3 Under the FLSA, a joint employer relationship generally will be considered to exist in situations such as: (i) where there is an arrangement between employers to share an employee’s services or to interchange employees; (ii) where one employer acts directly or indirectly in the interest of the other employer in relation to the employee; or (iii) where the employers are not completely disassociated with respect to the employee’s employment and may be deemed to share control of the employee, directly or indirectly, because one employer controls, is controlled by, or is under common control with the other employer.

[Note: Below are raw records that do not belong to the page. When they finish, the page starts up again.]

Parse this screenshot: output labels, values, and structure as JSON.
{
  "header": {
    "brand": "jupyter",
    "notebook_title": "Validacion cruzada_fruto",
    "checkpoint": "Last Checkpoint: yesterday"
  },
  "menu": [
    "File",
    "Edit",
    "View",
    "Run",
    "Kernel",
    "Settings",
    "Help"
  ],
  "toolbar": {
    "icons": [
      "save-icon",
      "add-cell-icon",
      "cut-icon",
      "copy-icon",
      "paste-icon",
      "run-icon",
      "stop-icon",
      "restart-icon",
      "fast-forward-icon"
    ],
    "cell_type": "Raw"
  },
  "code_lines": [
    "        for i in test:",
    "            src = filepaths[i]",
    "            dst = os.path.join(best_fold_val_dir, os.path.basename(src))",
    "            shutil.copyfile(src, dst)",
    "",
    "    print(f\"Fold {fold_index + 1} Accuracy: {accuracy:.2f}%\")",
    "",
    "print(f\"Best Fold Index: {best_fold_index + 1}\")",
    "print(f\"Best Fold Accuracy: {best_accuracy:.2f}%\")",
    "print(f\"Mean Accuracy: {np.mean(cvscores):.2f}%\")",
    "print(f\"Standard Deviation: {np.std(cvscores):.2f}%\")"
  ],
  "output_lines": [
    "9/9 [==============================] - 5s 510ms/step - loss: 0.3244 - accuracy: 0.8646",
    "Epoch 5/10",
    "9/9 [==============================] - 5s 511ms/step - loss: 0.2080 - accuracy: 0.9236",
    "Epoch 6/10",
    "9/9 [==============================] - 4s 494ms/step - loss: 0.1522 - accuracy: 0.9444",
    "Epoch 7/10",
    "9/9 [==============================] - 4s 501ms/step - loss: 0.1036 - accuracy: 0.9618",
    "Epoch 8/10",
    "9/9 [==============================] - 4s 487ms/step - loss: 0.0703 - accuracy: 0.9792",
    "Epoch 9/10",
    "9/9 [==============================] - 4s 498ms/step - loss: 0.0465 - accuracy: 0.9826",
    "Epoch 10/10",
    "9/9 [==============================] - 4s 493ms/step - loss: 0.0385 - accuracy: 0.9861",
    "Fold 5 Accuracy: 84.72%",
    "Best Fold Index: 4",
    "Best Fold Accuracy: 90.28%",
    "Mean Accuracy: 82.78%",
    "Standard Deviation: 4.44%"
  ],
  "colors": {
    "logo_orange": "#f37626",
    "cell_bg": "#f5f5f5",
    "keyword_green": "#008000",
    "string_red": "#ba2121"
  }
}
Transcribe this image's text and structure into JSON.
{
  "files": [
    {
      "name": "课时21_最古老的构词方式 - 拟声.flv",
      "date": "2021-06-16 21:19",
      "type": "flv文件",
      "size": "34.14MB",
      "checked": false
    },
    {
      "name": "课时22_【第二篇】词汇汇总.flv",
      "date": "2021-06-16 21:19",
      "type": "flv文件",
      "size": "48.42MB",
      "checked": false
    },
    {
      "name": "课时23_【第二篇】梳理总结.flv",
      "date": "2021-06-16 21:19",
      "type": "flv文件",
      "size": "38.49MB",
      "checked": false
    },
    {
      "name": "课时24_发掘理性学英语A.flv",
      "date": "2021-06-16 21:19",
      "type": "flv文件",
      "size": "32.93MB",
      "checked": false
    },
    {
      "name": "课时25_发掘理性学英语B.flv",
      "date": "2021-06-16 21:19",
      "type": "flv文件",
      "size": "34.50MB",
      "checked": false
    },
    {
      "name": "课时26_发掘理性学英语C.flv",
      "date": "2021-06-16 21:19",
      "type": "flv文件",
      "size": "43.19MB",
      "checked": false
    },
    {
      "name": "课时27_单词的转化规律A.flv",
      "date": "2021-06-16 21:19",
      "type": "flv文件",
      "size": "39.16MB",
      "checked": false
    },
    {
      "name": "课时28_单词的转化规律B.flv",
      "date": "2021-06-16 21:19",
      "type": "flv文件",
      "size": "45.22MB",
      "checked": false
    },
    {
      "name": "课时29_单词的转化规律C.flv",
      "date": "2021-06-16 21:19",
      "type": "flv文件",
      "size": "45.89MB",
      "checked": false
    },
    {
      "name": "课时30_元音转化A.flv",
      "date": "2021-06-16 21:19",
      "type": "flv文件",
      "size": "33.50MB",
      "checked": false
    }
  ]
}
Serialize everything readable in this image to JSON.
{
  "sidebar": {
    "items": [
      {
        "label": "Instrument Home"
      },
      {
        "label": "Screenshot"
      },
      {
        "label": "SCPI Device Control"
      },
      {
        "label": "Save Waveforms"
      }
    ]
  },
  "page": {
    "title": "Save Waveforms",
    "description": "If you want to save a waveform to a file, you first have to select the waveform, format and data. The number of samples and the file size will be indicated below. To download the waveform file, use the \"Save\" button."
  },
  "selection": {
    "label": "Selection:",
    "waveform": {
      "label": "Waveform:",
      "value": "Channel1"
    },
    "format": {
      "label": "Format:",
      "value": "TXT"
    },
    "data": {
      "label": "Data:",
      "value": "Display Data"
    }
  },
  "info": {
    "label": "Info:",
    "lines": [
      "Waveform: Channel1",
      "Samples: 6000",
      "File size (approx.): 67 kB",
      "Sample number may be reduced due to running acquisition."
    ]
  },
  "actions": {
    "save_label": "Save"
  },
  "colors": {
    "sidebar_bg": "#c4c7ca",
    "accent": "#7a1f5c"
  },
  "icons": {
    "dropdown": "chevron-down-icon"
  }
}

4 Factors considered in determining whether two or more entities constitute an integrated employer include: (i) common management; (ii) interrelation between operations; (iii) centralized control of labor relations; and (iv) degree of common ownership/financial control.
5 For example, under the Emergency Paid Sick Leave Act (which caps paid time at 80 hours over a two-week period), an employee who is scheduled to work 50 hours a week may take 50 hours of paid sick leave in the first week and 30 hours of paid sick leave in the second week. The employee may supplement with company-provided PTO to cover any additional hours in the second week.